Before the workshop begins, you will submit 2-3 questions for each of the five speakers based on their background readings. These questions should demonstrate genuine engagement with the readings and curiosity about the research area. Your questions might identify tensions or gaps in the readings, ask about methodological choices, connect ideas across different readings, or explore implications of the arguments presented. While you won't know the exact focus of each speaker's work-in-progress presentation, your questions should reflect careful thought about the themes, puzzles, and approaches in their background materials. Submit all questions in a single document by [DATE TBD]. This assignment will be graded on a complete/incomplete basis—you'll receive full credit for submitting thoughtful questions that clearly engage with all five speakers' readings.
During our pre-workshop seminar meetings, each student (or pair of students) will lead a 15-minute presentation on one speaker's background readings.

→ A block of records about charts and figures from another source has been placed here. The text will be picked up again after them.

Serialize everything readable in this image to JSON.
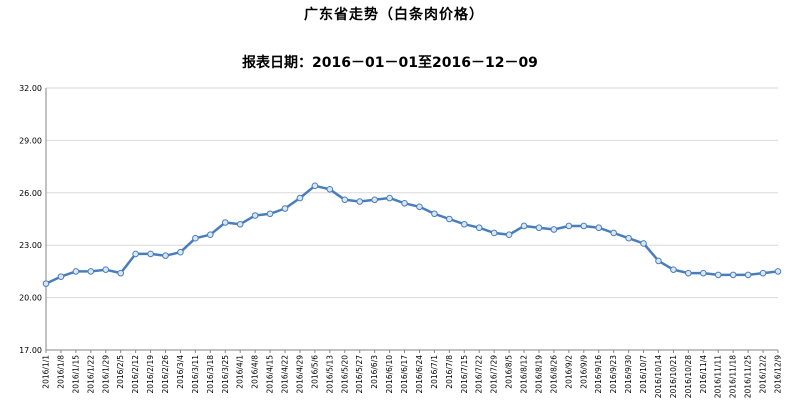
{
  "chart_data": {
    "type": "line",
    "title": "广东省走势（白条肉价格）",
    "subtitle": "报表日期：2016－01－01至2016－12－09",
    "xlabel": "",
    "ylabel": "",
    "ylim": [
      17.0,
      32.0
    ],
    "yticks": [
      "32.00",
      "29.00",
      "26.00",
      "23.00",
      "20.00",
      "17.00"
    ],
    "grid": "horizontal",
    "legend": "none",
    "colors": {
      "line": "#4a7ebb",
      "marker_fill": "#dbe7f5",
      "grid": "#d9d9d9",
      "axis": "#868686"
    },
    "categories": [
      "2016/1/1",
      "2016/1/8",
      "2016/1/15",
      "2016/1/22",
      "2016/1/29",
      "2016/2/5",
      "2016/2/12",
      "2016/2/19",
      "2016/2/26",
      "2016/3/4",
      "2016/3/11",
      "2016/3/18",
      "2016/3/25",
      "2016/4/1",
      "2016/4/8",
      "2016/4/15",
      "2016/4/22",
      "2016/4/29",
      "2016/5/6",
      "2016/5/13",
      "2016/5/20",
      "2016/5/27",
      "2016/6/3",
      "2016/6/10",
      "2016/6/17",
      "2016/6/24",
      "2016/7/1",
      "2016/7/8",
      "2016/7/15",
      "2016/7/22",
      "2016/7/29",
      "2016/8/5",
      "2016/8/12",
      "2016/8/19",
      "2016/8/26",
      "2016/9/2",
      "2016/9/9",
      "2016/9/16",
      "2016/9/23",
      "2016/9/30",
      "2016/10/7",
      "2016/10/14",
      "2016/10/21",
      "2016/10/28",
      "2016/11/4",
      "2016/11/11",
      "2016/11/18",
      "2016/11/25",
      "2016/12/2",
      "2016/12/9"
    ],
    "series": [
      {
        "values": [
          20.8,
          21.2,
          21.5,
          21.5,
          21.6,
          21.4,
          22.5,
          22.5,
          22.4,
          22.6,
          23.4,
          23.6,
          24.3,
          24.2,
          24.7,
          24.8,
          25.1,
          25.7,
          26.4,
          26.2,
          25.6,
          25.5,
          25.6,
          25.7,
          25.4,
          25.2,
          24.8,
          24.5,
          24.2,
          24.0,
          23.7,
          23.6,
          24.1,
          24.0,
          23.9,
          24.1,
          24.1,
          24.0,
          23.7,
          23.4,
          23.1,
          22.1,
          21.6,
          21.4,
          21.4,
          21.3,
          21.3,
          21.3,
          21.4,
          21.5
        ]
      }
    ]
  }
}
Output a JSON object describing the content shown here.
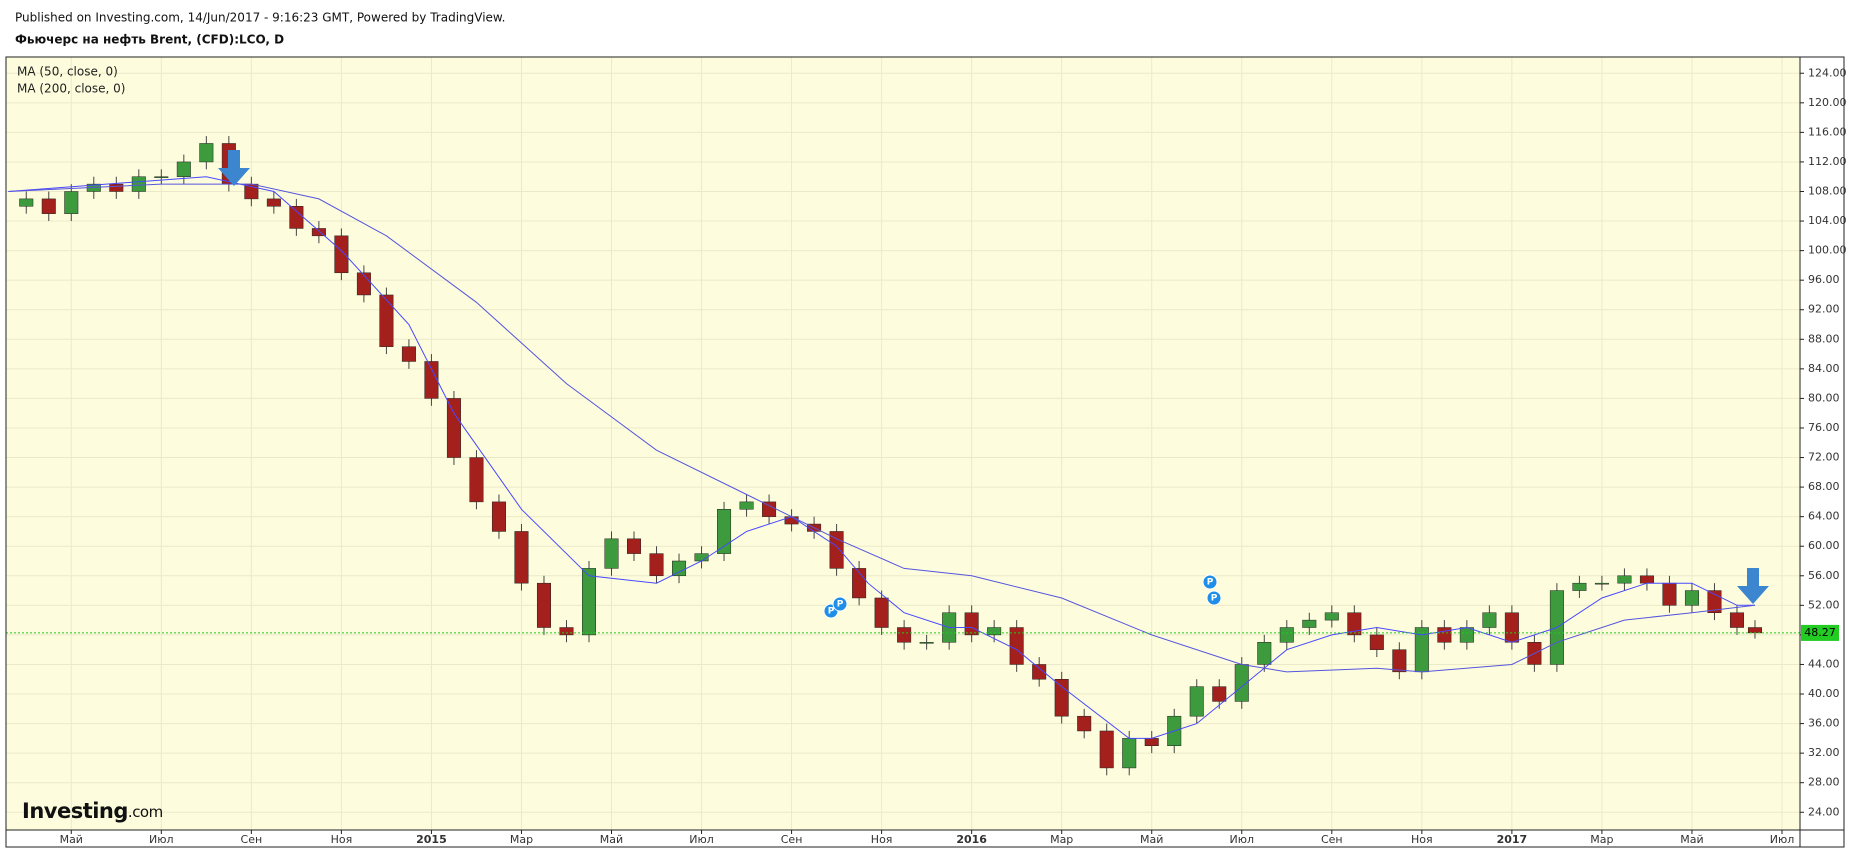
{
  "header": "Published on Investing.com, 14/Jun/2017 - 9:16:23 GMT, Powered by TradingView.",
  "logo": {
    "bold": "Investing",
    "rest": ".com"
  },
  "chart_data": {
    "type": "candlestick",
    "title": "Фьючерс на нефть Brent, (CFD):LCO, D",
    "up_color": "#3d9b3d",
    "down_color": "#a3201c",
    "wick_color": "#444444",
    "grid": true,
    "xlim": [
      2.55,
      42.4
    ],
    "xticks": [
      {
        "value": 4,
        "label": "Май"
      },
      {
        "value": 6,
        "label": "Июл"
      },
      {
        "value": 8,
        "label": "Сен"
      },
      {
        "value": 10,
        "label": "Ноя"
      },
      {
        "value": 12,
        "label": "2015"
      },
      {
        "value": 14,
        "label": "Мар"
      },
      {
        "value": 16,
        "label": "Май"
      },
      {
        "value": 18,
        "label": "Июл"
      },
      {
        "value": 20,
        "label": "Сен"
      },
      {
        "value": 22,
        "label": "Ноя"
      },
      {
        "value": 24,
        "label": "2016"
      },
      {
        "value": 26,
        "label": "Мар"
      },
      {
        "value": 28,
        "label": "Май"
      },
      {
        "value": 30,
        "label": "Июл"
      },
      {
        "value": 32,
        "label": "Сен"
      },
      {
        "value": 34,
        "label": "Ноя"
      },
      {
        "value": 36,
        "label": "2017"
      },
      {
        "value": 38,
        "label": "Мар"
      },
      {
        "value": 40,
        "label": "Май"
      },
      {
        "value": 42,
        "label": "Июл"
      }
    ],
    "ylim": [
      21.6,
      126.2
    ],
    "yticks": [
      {
        "value": 24,
        "label": "24.00"
      },
      {
        "value": 28,
        "label": "28.00"
      },
      {
        "value": 32,
        "label": "32.00"
      },
      {
        "value": 36,
        "label": "36.00"
      },
      {
        "value": 40,
        "label": "40.00"
      },
      {
        "value": 44,
        "label": "44.00"
      },
      {
        "value": 48,
        "label": "48.00"
      },
      {
        "value": 52,
        "label": "52.00"
      },
      {
        "value": 56,
        "label": "56.00"
      },
      {
        "value": 60,
        "label": "60.00"
      },
      {
        "value": 64,
        "label": "64.00"
      },
      {
        "value": 68,
        "label": "68.00"
      },
      {
        "value": 72,
        "label": "72.00"
      },
      {
        "value": 76,
        "label": "76.00"
      },
      {
        "value": 80,
        "label": "80.00"
      },
      {
        "value": 84,
        "label": "84.00"
      },
      {
        "value": 88,
        "label": "88.00"
      },
      {
        "value": 92,
        "label": "92.00"
      },
      {
        "value": 96,
        "label": "96.00"
      },
      {
        "value": 100,
        "label": "100.00"
      },
      {
        "value": 104,
        "label": "104.00"
      },
      {
        "value": 108,
        "label": "108.00"
      },
      {
        "value": 112,
        "label": "112.00"
      },
      {
        "value": 116,
        "label": "116.00"
      },
      {
        "value": 120,
        "label": "120.00"
      },
      {
        "value": 124,
        "label": "124.00"
      }
    ],
    "last_price": 48.27,
    "last_price_color": "#22cc22",
    "x": [
      3,
      3.5,
      4,
      4.5,
      5,
      5.5,
      6,
      6.5,
      7,
      7.5,
      8,
      8.5,
      9,
      9.5,
      10,
      10.5,
      11,
      11.5,
      12,
      12.5,
      13,
      13.5,
      14,
      14.5,
      15,
      15.5,
      16,
      16.5,
      17,
      17.5,
      18,
      18.5,
      19,
      19.5,
      20,
      20.5,
      21,
      21.5,
      22,
      22.5,
      23,
      23.5,
      24,
      24.5,
      25,
      25.5,
      26,
      26.5,
      27,
      27.5,
      28,
      28.5,
      29,
      29.5,
      30,
      30.5,
      31,
      31.5,
      32,
      32.5,
      33,
      33.5,
      34,
      34.5,
      35,
      35.5,
      36,
      36.5,
      37,
      37.5,
      38,
      38.5,
      39,
      39.5,
      40,
      40.5,
      41,
      41.4
    ],
    "open": [
      106,
      107,
      105,
      108,
      109,
      108,
      110,
      110,
      112,
      114.5,
      109,
      107,
      106,
      103,
      102,
      97,
      94,
      87,
      85,
      80,
      72,
      66,
      62,
      55,
      49,
      48,
      57,
      61,
      59,
      56,
      58,
      59,
      65,
      66,
      64,
      63,
      62,
      57,
      53,
      49,
      47,
      47,
      51,
      48,
      49,
      44,
      42,
      37,
      35,
      30,
      34,
      33,
      37,
      41,
      39,
      44,
      47,
      49,
      50,
      51,
      48,
      46,
      43,
      49,
      47,
      49,
      51,
      47,
      44,
      54,
      55,
      55,
      56,
      55,
      52,
      54,
      51,
      49
    ],
    "high": [
      108,
      108,
      109,
      110,
      110,
      111,
      111,
      113,
      115.5,
      115.5,
      110,
      108,
      107,
      104,
      103,
      98,
      95,
      88,
      86,
      81,
      73,
      67,
      63,
      56,
      50,
      58,
      62,
      62,
      60,
      59,
      60,
      66,
      67,
      67,
      65,
      64,
      63,
      58,
      54,
      50,
      48,
      52,
      52,
      50,
      50,
      45,
      43,
      38,
      36,
      35,
      35,
      38,
      42,
      42,
      45,
      48,
      50,
      51,
      52,
      52,
      49,
      47,
      50,
      50,
      50,
      52,
      52,
      48,
      55,
      56,
      56,
      57,
      57,
      56,
      55,
      55,
      52,
      50
    ],
    "low": [
      105,
      104,
      104,
      107,
      107,
      107,
      109,
      109,
      111,
      108,
      106,
      105,
      102,
      101,
      96,
      93,
      86,
      84,
      79,
      71,
      65,
      61,
      54,
      48,
      47,
      47,
      56,
      58,
      55,
      55,
      57,
      58,
      64,
      63,
      62,
      61,
      56,
      52,
      48,
      46,
      46,
      46,
      47,
      47,
      43,
      41,
      36,
      34,
      29,
      29,
      32,
      32,
      36,
      38,
      38,
      43,
      46,
      48,
      49,
      47,
      45,
      42,
      42,
      46,
      46,
      48,
      46,
      43,
      43,
      53,
      54,
      54,
      54,
      51,
      51,
      50,
      48,
      47.5
    ],
    "close": [
      107,
      105,
      108,
      109,
      108,
      110,
      110,
      112,
      114.5,
      109,
      107,
      106,
      103,
      102,
      97,
      94,
      87,
      85,
      80,
      72,
      66,
      62,
      55,
      49,
      48,
      57,
      61,
      59,
      56,
      58,
      59,
      65,
      66,
      64,
      63,
      62,
      57,
      53,
      49,
      47,
      47,
      51,
      48,
      49,
      44,
      42,
      37,
      35,
      30,
      34,
      33,
      37,
      41,
      39,
      44,
      47,
      49,
      50,
      51,
      48,
      46,
      43,
      49,
      47,
      49,
      51,
      47,
      44,
      54,
      55,
      55,
      56,
      55,
      52,
      54,
      51,
      49,
      48.27
    ],
    "series": [
      {
        "name": "MA (50, close, 0)",
        "color": "#4848ff",
        "x": [
          2.6,
          7,
          8.5,
          10,
          11.5,
          12.5,
          14,
          15.5,
          17,
          18,
          19,
          20,
          21,
          21.7,
          22.5,
          23.5,
          24,
          25,
          26,
          27.5,
          28,
          29,
          30,
          31,
          32,
          33,
          34,
          35,
          36,
          37,
          38,
          39,
          40,
          41,
          41.4
        ],
        "values": [
          108,
          110,
          108,
          100,
          90,
          78,
          65,
          56,
          55,
          58,
          62,
          64,
          60,
          55,
          51,
          49,
          49,
          46,
          41,
          34,
          34,
          36,
          41,
          46,
          48,
          49,
          48,
          49,
          47,
          49,
          53,
          55,
          55,
          52,
          52
        ]
      },
      {
        "name": "MA (200, close, 0)",
        "color": "#5555dd",
        "x": [
          2.6,
          6,
          8,
          9.5,
          11,
          13,
          15,
          17,
          19,
          21,
          22.5,
          24,
          26,
          28,
          30,
          31,
          33,
          34,
          36,
          37,
          38.5,
          40,
          41.4
        ],
        "values": [
          108,
          109,
          109,
          107,
          102,
          93,
          82,
          73,
          67,
          61,
          57,
          56,
          53,
          48,
          44,
          43,
          43.5,
          43,
          44,
          47,
          50,
          51,
          52
        ]
      }
    ]
  }
}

Your presentation should: (1) summarize the main arguments and key concepts from the readings, (2) identify important questions or tensions the readings raise, and (3) prepare the class to engage productively with that speaker's work. You may use slides, handouts, or other materials as you see fit. This is not a formal lecture—think of it as helping your peers get oriented to material they've also read. Your presentation will be evaluated using a simple rubric focusing on clarity, accuracy, and whether you've identified substantive questions for discussion. Presentation dates will be assigned during our first class meeting.

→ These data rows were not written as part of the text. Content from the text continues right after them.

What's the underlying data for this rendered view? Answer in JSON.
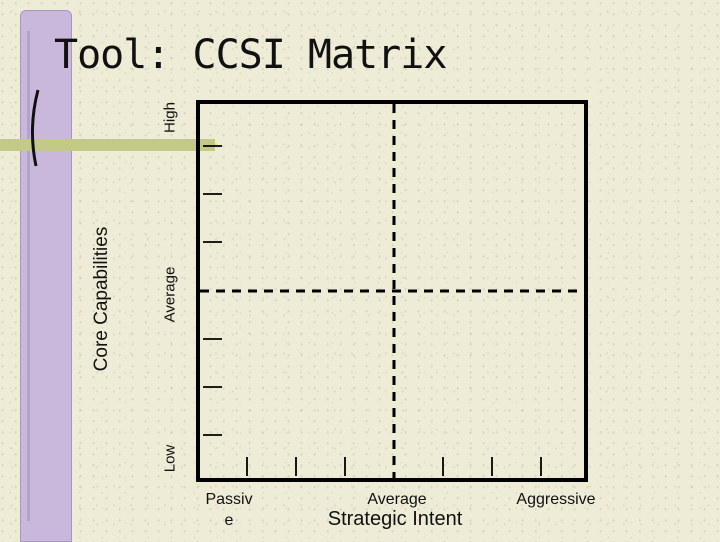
{
  "title": "Tool: CCSI Matrix",
  "y_axis": {
    "title": "Core Capabilities",
    "levels": [
      "High",
      "Average",
      "Low"
    ]
  },
  "x_axis": {
    "title": "Strategic Intent",
    "levels": [
      "Passiv e",
      "Average",
      "Aggressive"
    ]
  },
  "colors": {
    "decor_bar": "#c9b8dc",
    "decor_stripe": "#c3c987",
    "background": "#eeebd6",
    "ink": "#000000"
  }
}
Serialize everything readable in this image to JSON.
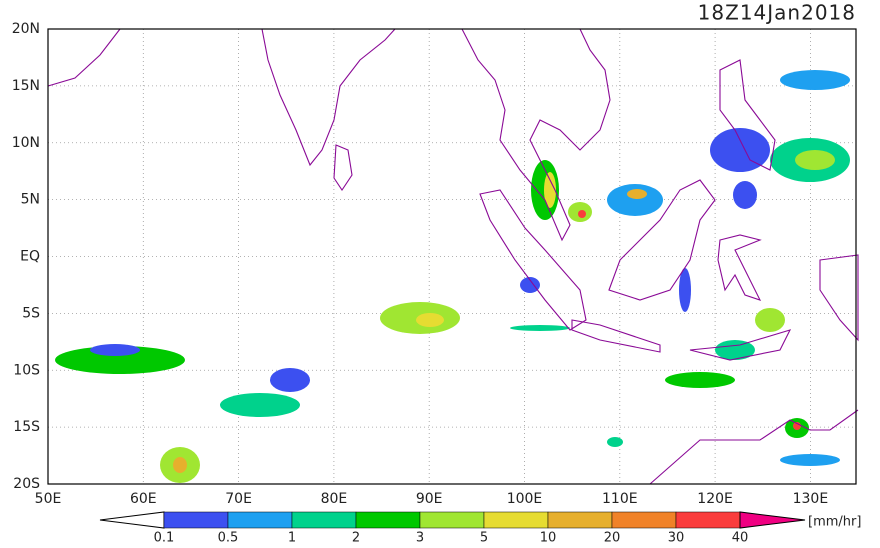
{
  "title": "18Z14Jan2018",
  "lat_labels": [
    "20N",
    "15N",
    "10N",
    "5N",
    "EQ",
    "5S",
    "10S",
    "15S",
    "20S"
  ],
  "lon_labels": [
    "50E",
    "60E",
    "70E",
    "80E",
    "90E",
    "100E",
    "110E",
    "120E",
    "130E"
  ],
  "colorbar": {
    "levels": [
      0.1,
      0.5,
      1,
      2,
      3,
      5,
      10,
      20,
      30,
      40
    ],
    "colors": [
      "#ffffff",
      "#3c50f0",
      "#1ea0f0",
      "#00d28c",
      "#00c800",
      "#a0e632",
      "#e6dc32",
      "#e6af2d",
      "#f08228",
      "#fa3c3c",
      "#f00082"
    ],
    "unit": "[mm/hr]"
  }
}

After the workshop, you will submit a portfolio containing your three best questions from the two-day event. These may be questions you actually asked during the workshop, questions you wished you had asked, or questions that emerged from the discussions you observed. For each question, write 200-300 words that: (1) explain why this question is philosophically, politically, or economically important, (2) situate the question in relation to the specific presentation(s) or discussion(s) that prompted it, and (3) discuss how the workshop discussion did or didn't address it—or sketch how you think it might be answered. Your annotations should demonstrate that you listened carefully to the presentations, understood the speakers' arguments, and can think critically about the issues raised. The three questions may address different presentations or may probe different aspects of a single presentation. Submit your portfolio by [DATE TBD].

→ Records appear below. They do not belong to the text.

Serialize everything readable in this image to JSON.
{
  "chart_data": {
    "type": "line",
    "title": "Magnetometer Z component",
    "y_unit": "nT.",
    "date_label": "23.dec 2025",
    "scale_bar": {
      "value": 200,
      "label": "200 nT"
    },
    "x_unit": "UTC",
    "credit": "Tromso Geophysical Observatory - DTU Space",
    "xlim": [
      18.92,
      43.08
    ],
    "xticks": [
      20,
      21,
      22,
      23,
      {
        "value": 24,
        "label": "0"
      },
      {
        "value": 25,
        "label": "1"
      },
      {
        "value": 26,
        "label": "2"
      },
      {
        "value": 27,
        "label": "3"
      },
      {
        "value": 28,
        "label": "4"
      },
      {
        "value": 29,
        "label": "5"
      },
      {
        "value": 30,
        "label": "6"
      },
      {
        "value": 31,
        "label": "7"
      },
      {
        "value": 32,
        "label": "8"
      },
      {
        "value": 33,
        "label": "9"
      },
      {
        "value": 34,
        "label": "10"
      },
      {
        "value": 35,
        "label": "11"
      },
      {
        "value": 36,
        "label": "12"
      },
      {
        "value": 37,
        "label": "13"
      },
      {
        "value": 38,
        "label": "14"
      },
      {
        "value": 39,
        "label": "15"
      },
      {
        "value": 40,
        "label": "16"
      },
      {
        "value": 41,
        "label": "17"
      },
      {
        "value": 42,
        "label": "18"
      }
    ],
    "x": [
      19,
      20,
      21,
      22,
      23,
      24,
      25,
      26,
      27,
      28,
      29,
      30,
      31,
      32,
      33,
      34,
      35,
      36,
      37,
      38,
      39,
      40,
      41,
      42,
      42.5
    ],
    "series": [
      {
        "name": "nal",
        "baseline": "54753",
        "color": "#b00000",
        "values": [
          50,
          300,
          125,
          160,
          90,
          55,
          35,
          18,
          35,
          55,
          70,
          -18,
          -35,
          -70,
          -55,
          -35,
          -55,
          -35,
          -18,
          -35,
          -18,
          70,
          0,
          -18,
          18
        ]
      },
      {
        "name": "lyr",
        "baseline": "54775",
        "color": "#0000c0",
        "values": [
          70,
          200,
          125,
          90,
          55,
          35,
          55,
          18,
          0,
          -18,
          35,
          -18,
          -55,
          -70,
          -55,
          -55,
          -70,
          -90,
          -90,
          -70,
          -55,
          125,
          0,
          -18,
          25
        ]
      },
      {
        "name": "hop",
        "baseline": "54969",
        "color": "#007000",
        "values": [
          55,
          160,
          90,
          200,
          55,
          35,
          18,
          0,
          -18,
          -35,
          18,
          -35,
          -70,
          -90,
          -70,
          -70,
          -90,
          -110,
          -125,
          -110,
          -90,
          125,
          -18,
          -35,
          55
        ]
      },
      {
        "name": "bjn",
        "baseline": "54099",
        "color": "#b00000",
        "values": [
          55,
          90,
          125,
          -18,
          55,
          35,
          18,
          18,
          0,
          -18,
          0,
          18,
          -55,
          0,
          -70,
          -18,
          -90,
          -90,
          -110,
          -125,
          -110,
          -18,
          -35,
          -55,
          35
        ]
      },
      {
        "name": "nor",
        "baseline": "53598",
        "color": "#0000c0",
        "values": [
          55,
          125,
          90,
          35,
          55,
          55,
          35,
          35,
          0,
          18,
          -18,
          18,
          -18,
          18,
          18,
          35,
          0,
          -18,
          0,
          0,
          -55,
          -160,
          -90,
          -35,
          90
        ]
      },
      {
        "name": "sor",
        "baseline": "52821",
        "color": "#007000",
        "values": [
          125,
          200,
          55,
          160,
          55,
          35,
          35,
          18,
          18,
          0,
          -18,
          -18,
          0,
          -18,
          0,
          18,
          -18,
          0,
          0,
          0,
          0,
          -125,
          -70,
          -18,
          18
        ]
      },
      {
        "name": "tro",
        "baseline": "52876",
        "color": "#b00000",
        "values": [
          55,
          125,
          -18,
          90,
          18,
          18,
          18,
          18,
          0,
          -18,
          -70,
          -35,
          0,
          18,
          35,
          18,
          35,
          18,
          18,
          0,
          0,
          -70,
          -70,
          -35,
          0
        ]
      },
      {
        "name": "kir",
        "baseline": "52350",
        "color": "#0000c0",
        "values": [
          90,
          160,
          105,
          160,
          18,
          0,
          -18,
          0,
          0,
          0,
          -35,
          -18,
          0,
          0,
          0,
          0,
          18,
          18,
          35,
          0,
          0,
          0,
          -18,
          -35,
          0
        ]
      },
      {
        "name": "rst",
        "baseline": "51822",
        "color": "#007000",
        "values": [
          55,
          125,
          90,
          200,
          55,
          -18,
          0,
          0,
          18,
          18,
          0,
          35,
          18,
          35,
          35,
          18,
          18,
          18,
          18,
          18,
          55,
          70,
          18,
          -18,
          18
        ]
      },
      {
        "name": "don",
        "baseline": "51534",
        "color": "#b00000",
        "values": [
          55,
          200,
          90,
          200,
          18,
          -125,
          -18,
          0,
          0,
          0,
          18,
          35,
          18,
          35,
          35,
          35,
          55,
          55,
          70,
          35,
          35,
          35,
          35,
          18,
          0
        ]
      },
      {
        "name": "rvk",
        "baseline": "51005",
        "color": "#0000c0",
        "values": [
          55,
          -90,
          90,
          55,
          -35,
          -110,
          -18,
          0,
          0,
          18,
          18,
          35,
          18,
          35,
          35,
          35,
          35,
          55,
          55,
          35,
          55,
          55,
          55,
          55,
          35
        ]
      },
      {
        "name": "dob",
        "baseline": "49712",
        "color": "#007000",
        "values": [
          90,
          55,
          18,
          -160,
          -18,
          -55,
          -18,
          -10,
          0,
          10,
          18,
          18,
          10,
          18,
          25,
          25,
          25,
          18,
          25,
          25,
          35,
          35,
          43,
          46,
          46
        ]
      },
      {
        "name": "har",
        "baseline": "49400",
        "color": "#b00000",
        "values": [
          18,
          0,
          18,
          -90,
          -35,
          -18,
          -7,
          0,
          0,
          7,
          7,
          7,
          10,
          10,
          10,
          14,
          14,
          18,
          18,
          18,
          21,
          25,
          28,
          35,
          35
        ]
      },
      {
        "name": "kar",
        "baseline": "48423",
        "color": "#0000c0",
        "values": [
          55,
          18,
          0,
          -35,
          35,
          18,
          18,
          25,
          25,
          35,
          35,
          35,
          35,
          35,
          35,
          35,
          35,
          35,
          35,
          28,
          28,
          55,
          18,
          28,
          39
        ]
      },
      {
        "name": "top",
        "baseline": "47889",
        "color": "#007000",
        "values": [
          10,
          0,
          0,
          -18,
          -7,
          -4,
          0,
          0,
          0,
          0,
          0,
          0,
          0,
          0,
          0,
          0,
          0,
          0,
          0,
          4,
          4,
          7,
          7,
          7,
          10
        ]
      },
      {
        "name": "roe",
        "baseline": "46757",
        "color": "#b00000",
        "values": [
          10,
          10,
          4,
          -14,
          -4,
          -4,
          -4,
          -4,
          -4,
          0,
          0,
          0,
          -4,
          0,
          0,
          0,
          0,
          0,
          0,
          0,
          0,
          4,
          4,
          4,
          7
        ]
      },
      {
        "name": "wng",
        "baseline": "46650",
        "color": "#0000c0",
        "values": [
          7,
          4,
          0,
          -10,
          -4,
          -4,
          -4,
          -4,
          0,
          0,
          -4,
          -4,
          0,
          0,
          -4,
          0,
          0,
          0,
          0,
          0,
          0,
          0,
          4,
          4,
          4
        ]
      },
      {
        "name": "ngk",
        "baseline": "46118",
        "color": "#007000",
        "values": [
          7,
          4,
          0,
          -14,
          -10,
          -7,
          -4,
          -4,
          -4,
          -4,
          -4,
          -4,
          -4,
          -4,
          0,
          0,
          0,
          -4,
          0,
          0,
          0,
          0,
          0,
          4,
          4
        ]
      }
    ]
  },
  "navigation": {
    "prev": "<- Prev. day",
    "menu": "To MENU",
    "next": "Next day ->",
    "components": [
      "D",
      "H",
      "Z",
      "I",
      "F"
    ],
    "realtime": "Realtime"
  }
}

At the end of the term, you will submit a 1000-1300 word research proposal that identifies a new research problem, question, or direction inspired by the workshop and our seminar discussions. Your proposal should: (1) clearly articulate the research question or problem and explain why it matters for philosophy, politics, and/or economics, (2) situate your question in relation to at least two of the workshop presentations or themes we discussed, and (3) meaningfully outline how you would approach investigating this question—what methods, frameworks, or resources would you use? This is not a literature review or a full research design, but rather a focused pitch that demonstrates you can identify a worthwhile question and think critically about how to pursue it. Your proposal may connect to your own thesis interests or explore entirely new territory opened up by the workshop. This assignment asks you to synthesize what you've learned and demonstrate that you can generate original research ideas in conversation with the work of established scholars. Submit by [DATE TBD].